2. Iron deposits of this type occur exclusively in the same interglacial horizon of the Sinian Glaciation in south China. Above and below the ore bed there lie the glacial till-bearing volcanic-sedimentary layers.
3. Based on sedimentary features, the iron formations can be divided into four types: silica-iron-basalt formation, silica-iron-clastic rock formation, silica-iron-tuff formation and silica-iron-carbonate rock formation, which progressively grade into each other.
4. Iron ores were formed at the late stage of late Proterozoic rifting in neritic environments, with their distribution governed by the rift valleys on the margins of the “Jiangnan Old Land” and “Cathaysian Old Land”. Consequently, intense mafic volcanism as well as weathering and denudation of palaeocontinent during rifting provided material sources for the formation of iron deposits.
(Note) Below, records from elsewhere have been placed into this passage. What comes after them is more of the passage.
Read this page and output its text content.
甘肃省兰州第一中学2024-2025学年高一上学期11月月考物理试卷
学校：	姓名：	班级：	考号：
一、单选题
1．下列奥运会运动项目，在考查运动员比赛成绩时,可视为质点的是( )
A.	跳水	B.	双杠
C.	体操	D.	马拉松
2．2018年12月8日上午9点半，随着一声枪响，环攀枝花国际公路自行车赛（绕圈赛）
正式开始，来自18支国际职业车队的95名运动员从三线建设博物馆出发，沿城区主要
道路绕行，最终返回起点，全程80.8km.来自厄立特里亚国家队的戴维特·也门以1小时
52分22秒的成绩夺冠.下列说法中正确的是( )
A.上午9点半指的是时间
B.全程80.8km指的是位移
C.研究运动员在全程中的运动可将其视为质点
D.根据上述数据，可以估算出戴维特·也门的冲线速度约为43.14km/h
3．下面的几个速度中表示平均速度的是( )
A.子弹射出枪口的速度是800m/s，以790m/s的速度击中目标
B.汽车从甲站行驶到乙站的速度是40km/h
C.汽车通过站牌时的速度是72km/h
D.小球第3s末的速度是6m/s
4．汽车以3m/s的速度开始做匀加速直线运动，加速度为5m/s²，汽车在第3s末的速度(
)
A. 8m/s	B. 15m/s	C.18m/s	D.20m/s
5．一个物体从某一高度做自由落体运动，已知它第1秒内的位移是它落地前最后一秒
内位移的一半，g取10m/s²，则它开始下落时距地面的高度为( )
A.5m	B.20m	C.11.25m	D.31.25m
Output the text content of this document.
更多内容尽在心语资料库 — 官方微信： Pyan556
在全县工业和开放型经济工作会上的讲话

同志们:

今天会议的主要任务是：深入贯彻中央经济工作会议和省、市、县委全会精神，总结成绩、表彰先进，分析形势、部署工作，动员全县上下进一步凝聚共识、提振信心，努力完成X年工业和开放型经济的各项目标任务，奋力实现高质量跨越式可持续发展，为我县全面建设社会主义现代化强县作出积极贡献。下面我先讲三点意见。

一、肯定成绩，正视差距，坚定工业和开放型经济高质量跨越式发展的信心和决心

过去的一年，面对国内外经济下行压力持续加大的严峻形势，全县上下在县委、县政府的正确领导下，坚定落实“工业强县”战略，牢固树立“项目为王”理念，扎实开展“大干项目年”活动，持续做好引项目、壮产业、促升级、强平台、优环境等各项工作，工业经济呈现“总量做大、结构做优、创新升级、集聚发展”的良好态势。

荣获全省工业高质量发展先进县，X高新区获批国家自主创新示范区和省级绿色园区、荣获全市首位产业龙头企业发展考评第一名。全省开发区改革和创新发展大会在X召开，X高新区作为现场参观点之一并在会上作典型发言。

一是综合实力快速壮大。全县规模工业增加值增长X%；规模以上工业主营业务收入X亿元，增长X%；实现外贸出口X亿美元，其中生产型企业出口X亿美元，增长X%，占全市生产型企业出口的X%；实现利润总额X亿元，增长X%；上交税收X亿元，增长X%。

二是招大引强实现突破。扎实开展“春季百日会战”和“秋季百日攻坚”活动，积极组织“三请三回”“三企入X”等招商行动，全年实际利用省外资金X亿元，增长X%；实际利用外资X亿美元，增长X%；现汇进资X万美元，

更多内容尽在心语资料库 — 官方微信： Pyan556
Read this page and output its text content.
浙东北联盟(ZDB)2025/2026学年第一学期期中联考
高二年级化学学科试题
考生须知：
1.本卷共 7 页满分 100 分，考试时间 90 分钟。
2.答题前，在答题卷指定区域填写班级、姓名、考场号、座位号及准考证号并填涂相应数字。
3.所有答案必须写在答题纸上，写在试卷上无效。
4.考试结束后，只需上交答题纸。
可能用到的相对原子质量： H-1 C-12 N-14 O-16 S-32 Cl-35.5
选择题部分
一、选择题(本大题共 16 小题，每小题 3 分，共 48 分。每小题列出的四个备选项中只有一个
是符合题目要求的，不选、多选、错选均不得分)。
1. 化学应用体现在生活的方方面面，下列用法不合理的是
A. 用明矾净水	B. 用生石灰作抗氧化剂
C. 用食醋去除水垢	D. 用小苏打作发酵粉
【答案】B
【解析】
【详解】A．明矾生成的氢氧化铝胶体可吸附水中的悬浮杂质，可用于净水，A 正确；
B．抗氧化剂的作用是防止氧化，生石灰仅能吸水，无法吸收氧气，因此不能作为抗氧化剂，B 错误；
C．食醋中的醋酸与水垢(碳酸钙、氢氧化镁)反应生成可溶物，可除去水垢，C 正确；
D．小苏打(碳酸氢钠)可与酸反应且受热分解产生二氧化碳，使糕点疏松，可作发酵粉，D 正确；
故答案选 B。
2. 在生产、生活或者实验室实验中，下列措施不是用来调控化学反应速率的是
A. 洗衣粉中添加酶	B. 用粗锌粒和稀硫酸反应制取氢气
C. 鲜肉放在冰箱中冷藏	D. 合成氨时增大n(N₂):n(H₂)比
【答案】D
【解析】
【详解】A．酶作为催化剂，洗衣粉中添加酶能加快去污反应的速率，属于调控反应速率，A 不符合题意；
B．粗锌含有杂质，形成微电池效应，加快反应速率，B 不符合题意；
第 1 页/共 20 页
Meanwhile, warm and humid stationary neritic environment during the south China great glacial period constitutes favorable palaeoclimatologic and palaeogeographic conditions for the deposition of iron ores.
5. The iron formations have undergone regional metamorphism of greenschist-amphibolite facies.

To sum up, the late Precambrian banded iron ores should be of metamorphosed volcano-sedimentary type.